Miami Yacine: Das war, bevor »Fast Life« veröffentlicht wurde. Im Juli 2016 bin ich zu KMN gestoßen.

Davor warst du in der Dortmunder Szene aktiv, hast dich aber schon früher öffentlich beschwert, dass es dort wenig Support gibt. Warum ist das so?
Dortmund und generell NRW ist ein Ballungszentrum, da gibt es viel Neid und Missgunst, weil da Großstadt an Großstadt liegt. Kaum ein Rapper gönnt dir was. Es war wirklich schwer, sich da durchzusetzen. Dich unterstützt keiner.

Gab es vor den ersten Erfolgen einen ­Moment, an dem ihr frustriert darüber wart, dass eure Musik keine Früchte trägt?
Nash: Nein, gar nicht. Wir waren immer davon überzeugt, dass es klappt. Es war nur die Frage, wann.
Zuna: Du musst einfach besser werden, dann hören die Leute irgendwann auch deine Musik. Wenn du als Künstler nicht selbst davon überzeugt bist, dass du der Beste bist, dann wird’s auch nichts.
Nash: Wir haben die ganze Zeit unseren Style gefahren. Frustration gab es da nicht. Wir sind in den Erfolg irgendwie reingerutscht. Das kam einfach.

Azet meinte auch, dass ihr wusstet: ­»Irgendwann werden wir Stars«. Jetzt ist das real geworden.
Miami Yacine: Meine Jungs und ich wussten schon immer, dass wir die Freshsten sind. Wir haben Sachen probiert und über den Tellerrand geschaut. Wir wollten nicht bloß auf einem Style festhängen und den dann ewig durchziehen. Ich hatte aber damals nie die Chance, mich zu beweisen, weil mich keiner unterstützt hat. Ich habe aber andere Rapvideos gesehen, die erfolgreich waren, und mir nur an den Kopf gefasst.

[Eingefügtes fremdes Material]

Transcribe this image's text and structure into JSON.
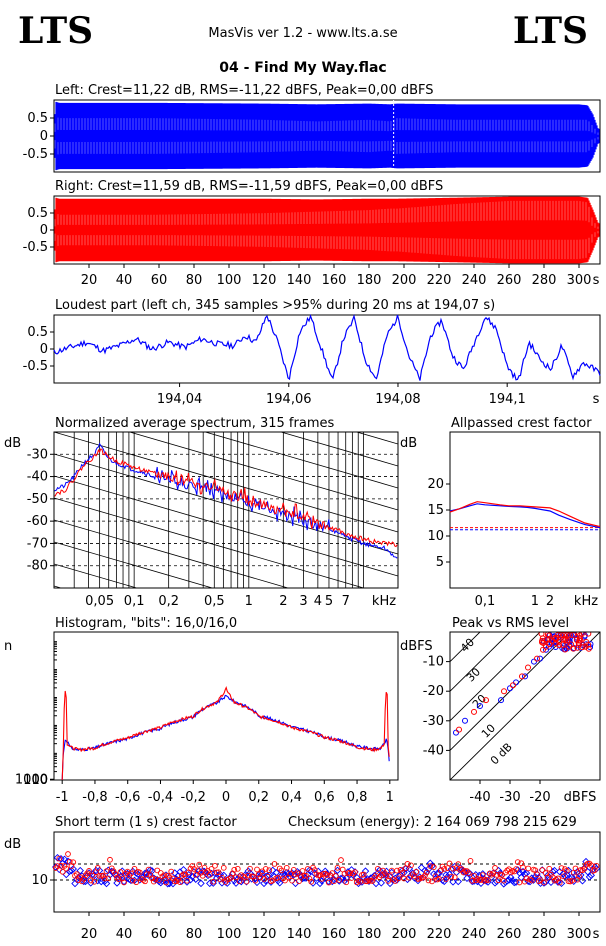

Mittlerweile werden alle eure Videos von FATI.tv aus der Schweiz produziert, und ihr seid in die Prozesse involviert. Warum funktioniert diese Zusammenarbeit so gut?
Miami Yacine: Bei uns passiert vieles spontan. Es ist immer ein Unterschied, ob du dir krass viel für ein Video überlegst oder einfach loslegst. Das merken die Zuschauer. Das wirkt locker und unverkrampft. Dazu gibt’s die schönen Melodien. Das ist …
Nash: …gechillt, Mann. Wir haben keinen Stock im Arsch! Das Video muss den Style des Songs einfangen. Bei »Für die Familie« ist das so krass. Das Video packt den Song in Bilder. Oder bei »Kokaina«. Die Szene am Pool hat das Video ja ausgemacht – die ist auch spontan entstanden.